C’était comment ? On avait repéré Rúnar Rúnarsson avec son film Sparrows, coming of age sensible en terres islandaises. La froideur et l’immensité des paysages, filmés avec délicatesse, embrassaient le mal-être de son protagoniste adolescent en pleine crise identitaire. Pour sûr, Rúnarsson sait capturer la beauté de son pays, comme en attestent les premières minutes de When the Light Breaks. Avec sa photographie aux teintes pastel, il s’attarde sur un coucher de soleil en bord de plage, alors que se détachent les silhouettes de Una (Elín Hall) et de son amant Diddi (Baldur Einarsson).

Le couple se fait des promesses. Diddi doit quitter son actuelle petite amie, qu’il n’aime plus depuis longtemps. Il n’aura pas le temps de le faire. Au travers d’un travelling envoûtant, mouvement abstrait sur les lumières diffuses d’un tunnel routier, tout bascule. Un accident fait de nombreux morts, dont Diddi.

 

When the Light Breaks : photo Soirée endeuillée

 

De ce concept simple, When the Light Breaks puise son impressionnante pureté. Il est d’abord question d’un traumatisme collectif, que le réalisateur capte avec beaucoup de minutie. Au-delà d’Una, tous les amis de Diddi se retrouvent à l’hôpital, à tournoyer, à s’enlacer, à se rassurer. Le cinéaste observe un tissu social essentiel, une solidarité dans l’adversité qui ne force jamais une dramatisation outrancière.

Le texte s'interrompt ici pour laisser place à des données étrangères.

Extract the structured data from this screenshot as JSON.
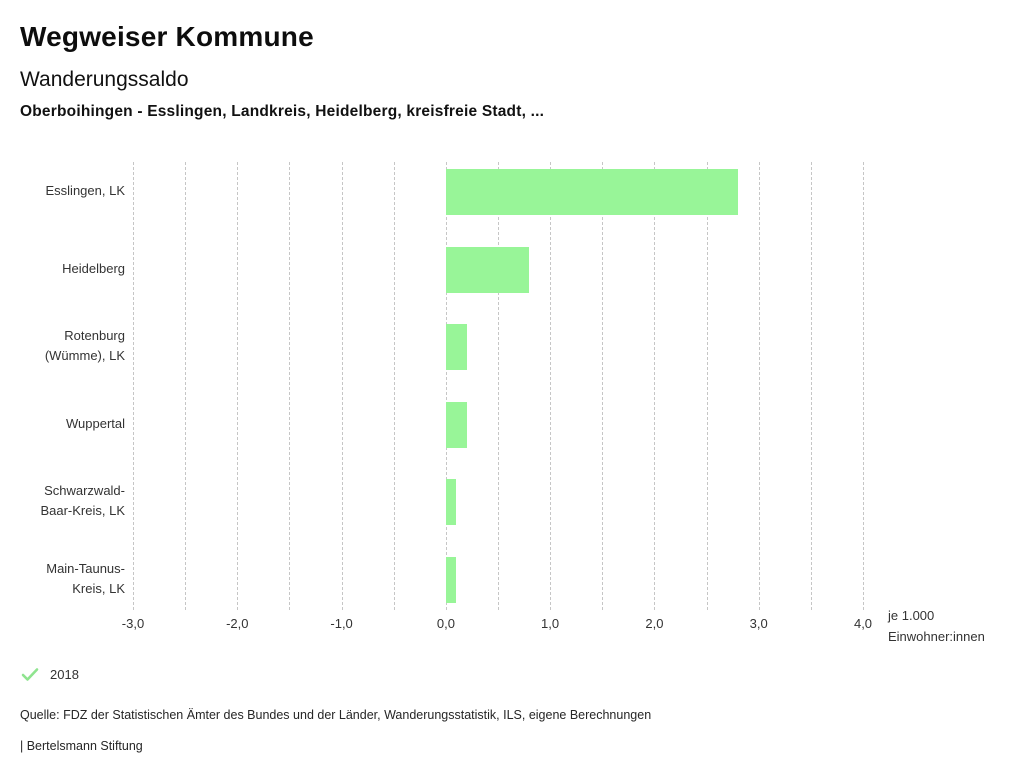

Cette jeunesse sait s’entourer et se soutenir, afin de mieux ressentir et accepter ce deuil déchirant. Seulement voilà, Klara (Katla Njálsdóttir), la copine de Diddi, se greffe au groupe, empêchant Una de pleinement exprimer son chagrin. Ce non-dit, aussi bouleversant qu’étouffant, est magnifiquement introduit dans la séquence où l’héroïne apprend la terrible nouvelle. Dans ce couloir d’hôpital bondé, la caméra serpente avec elle, presque à contre-courant du reste de la foule, avant de s’arrêter sur son visage. Seule, Una fait face, en même temps que le spectateur, à la violence du contre-champ, qui révèle ses amis en train de pleurer.

Emerge de cette douleur silencieuse un puissant film de performance. C’est bien simple : When the Light Breaks est une œuvre merveilleuse autour du gros plan, échelle dont la valeur et la beauté n’avaient pas paru aussi signifiantes depuis longtemps. L’ensemble est d’ailleurs soutenu par la direction d’acteurs fabuleuse de Rúnar Rúnarsson, qui nous ferait suivre Elín Hall jusqu’au bout du monde.

 

When the Light Breaks : photo La relation Una/Klara, merveilleuse

 

Inévitablement, l’étau se resserre autour d’Una et de Klara, deux faces d’une même pièce qui se retrouvent prises dans un jeu de miroir fascinant. On pourrait reprocher au cinéaste d’expliciter un peu trop cette dimension métaphorique, mais ses touches de stylisation sont toujours au service de cette souffrance adolescente, qui se définit avant tout par leur langage corporel. A la fois tendre, charnel et pudique, le long-métrage trouve un équilibre rare pour évoquer les sentiments contradictoires de la perte. Comment retrouver du sens face à l’absurde ? Comment aller de l’avant quand le meilleur est derrière soi ?

On en revient au miroir, au moment où l’obscurité du tunnel laisse apparaître la lumière. Il serait criminel de spoiler le dernier plan de When the Light Breaks, qui en est le négatif parfait. On dira juste que c’est déjà l’un des plus beaux qu’on aura vu pendant ce festival.

Et ça sort quand ? En France, le film sortira au cinéma le 18 décembre 2024.